I always thought program managers didn’t want to get to know me or talk to me, and they certainly didn’t want to help me, because they just wanted to reject my work. But I was wrong. I want to correct that misperception. So my first piece of advice is to get to know the people on the other side of the table. The program officers really do want to help you and want to get to know you over time. Faculty should not be shy about introducing themselves and engaging with programs at the agency where they are trying to get a foothold.
Could you say a bit about your priorities for UVA’s Department of Electrical and Computer Engineering? What are you most looking forward to, as ECE’s chair?
One of our first priorities is to revamp our undergraduate curriculum to make it more understandable, well-motivated and purposeful. For example, if I were a student interested in robotics this semester, I would have to create my own academic plan by looking through the course catalog or Lou’s List (an unofficial index of UVA courses) to pick out a couple courses of interest. We want to provide students a smooth and well-marked track they can follow based on their interests. At the end of program, that robotics student may choose to go to graduate school or join the private sector, and either way feel prepared holding a degree from UVA.
We will provide a solid educational experience and stake our claim in the AI and machine learning arena, with courses and research relevant to where the country and industry are heavily investing.
Thirty years ago, someone might go into ECE because a parent was an electrical engineer, or because they heard it was the most challenging major. The students of 2022 want to contribute to cancer research, or develop the next solar cell, or program the next Tesla. People are going into the field because they want an answer to “So what?” We’re going to try to do that with our new curriculum, to explain the “so what.” That’s priority one.

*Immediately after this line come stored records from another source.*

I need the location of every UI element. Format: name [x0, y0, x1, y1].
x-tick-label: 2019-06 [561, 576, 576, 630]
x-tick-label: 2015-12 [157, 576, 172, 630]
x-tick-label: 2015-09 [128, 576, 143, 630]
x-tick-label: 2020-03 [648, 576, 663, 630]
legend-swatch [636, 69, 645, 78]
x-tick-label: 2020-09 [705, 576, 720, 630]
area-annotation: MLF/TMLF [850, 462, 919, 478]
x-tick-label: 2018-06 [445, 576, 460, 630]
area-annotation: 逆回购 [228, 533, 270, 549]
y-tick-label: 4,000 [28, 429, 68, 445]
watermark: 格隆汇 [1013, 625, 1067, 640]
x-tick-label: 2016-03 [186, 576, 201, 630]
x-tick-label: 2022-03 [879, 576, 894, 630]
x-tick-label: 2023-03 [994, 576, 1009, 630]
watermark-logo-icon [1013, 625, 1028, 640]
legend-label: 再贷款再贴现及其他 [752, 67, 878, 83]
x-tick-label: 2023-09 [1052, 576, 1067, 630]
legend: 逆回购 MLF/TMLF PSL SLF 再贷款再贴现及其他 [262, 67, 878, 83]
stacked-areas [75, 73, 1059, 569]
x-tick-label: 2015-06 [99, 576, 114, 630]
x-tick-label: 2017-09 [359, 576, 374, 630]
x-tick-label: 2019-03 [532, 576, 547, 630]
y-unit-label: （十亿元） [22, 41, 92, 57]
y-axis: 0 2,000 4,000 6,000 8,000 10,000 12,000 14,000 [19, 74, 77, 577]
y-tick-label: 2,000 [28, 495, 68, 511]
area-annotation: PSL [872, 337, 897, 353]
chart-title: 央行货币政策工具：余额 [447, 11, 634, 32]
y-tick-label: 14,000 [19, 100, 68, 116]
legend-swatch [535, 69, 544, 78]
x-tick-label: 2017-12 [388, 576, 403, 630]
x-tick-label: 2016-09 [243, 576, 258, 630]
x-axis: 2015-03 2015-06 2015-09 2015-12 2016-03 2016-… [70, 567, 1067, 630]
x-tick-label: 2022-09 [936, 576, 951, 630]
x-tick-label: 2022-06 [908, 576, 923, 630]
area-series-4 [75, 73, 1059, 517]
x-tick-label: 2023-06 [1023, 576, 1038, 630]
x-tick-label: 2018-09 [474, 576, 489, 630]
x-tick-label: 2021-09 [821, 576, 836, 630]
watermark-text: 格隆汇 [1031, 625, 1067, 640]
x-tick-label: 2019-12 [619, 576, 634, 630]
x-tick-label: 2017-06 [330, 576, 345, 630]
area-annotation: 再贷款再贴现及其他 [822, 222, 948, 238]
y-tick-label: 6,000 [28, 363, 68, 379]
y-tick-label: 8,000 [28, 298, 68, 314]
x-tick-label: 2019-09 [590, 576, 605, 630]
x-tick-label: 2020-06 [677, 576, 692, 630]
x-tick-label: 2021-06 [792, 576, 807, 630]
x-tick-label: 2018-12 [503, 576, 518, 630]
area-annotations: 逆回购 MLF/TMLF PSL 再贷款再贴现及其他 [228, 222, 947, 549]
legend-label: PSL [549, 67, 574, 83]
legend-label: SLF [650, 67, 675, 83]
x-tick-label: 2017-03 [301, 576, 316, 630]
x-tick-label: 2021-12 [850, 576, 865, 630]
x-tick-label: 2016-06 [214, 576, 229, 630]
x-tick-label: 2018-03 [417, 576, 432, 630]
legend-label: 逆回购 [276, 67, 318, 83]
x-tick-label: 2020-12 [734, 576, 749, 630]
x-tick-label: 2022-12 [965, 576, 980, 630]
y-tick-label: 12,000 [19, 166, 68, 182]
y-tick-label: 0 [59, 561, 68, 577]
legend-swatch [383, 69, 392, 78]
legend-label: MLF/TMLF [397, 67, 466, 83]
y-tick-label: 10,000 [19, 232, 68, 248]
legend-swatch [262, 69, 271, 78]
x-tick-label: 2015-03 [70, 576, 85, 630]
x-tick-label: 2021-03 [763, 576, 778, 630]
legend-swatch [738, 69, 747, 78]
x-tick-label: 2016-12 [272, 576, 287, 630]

Second, we are going to focus and build on two or three stress areas for research. For the past half-century, UVA ECE has been home to pioneers in terahertz electronics, things that change within a femtosecond. We have world-class researchers in optical devices, making devices that interact with light and converting light into current, from imaging black holes to finding alternative sources of power.
UVA ECE has a strong tradition in embedded systems, what some might call cyber-physical systems, where one is embedding electronics in the form of microcontrollers or small computers into a variety of devices, like sensors for smart homes or autonomous vehicles. UVA’s Link Lab for cyber-physical systems offers a unique interdisciplinary environment. I think this program is unique in the nation, to educate and do research in the internet of things, and now the internet of a billion things.
On the medical side, we leverage UVA’s world-class School of Medicine, alongside collaborations with UVA’s College and Graduate School of Arts and Sciences in biology and chemistry. Engineering for health, which is one of UVA Engineering’s big three research areas, encompasses medical imaging, robotic surgery and devices. We’re hoping to grow this area given our proximity and close relationship with the hospital and medical school.
Diversity and inclusion round out my top three priorities. We want to form our own set of goals and priorities within the department. It’s my belief that if DEI goals are pushed from above, it’s not as useful an exercise. It’s better for faculty, staff and students to own and embrace their values and figure out techniques to get to the place they want to get to, instead of feeling that someone outside is imposing a vision upon them. This will impact hopefully the diversity of our faculty, the diversity of our students to the extent we can influence it, the diversity of our staff, and the ability to include and provide an equitable experience to everyone in our program.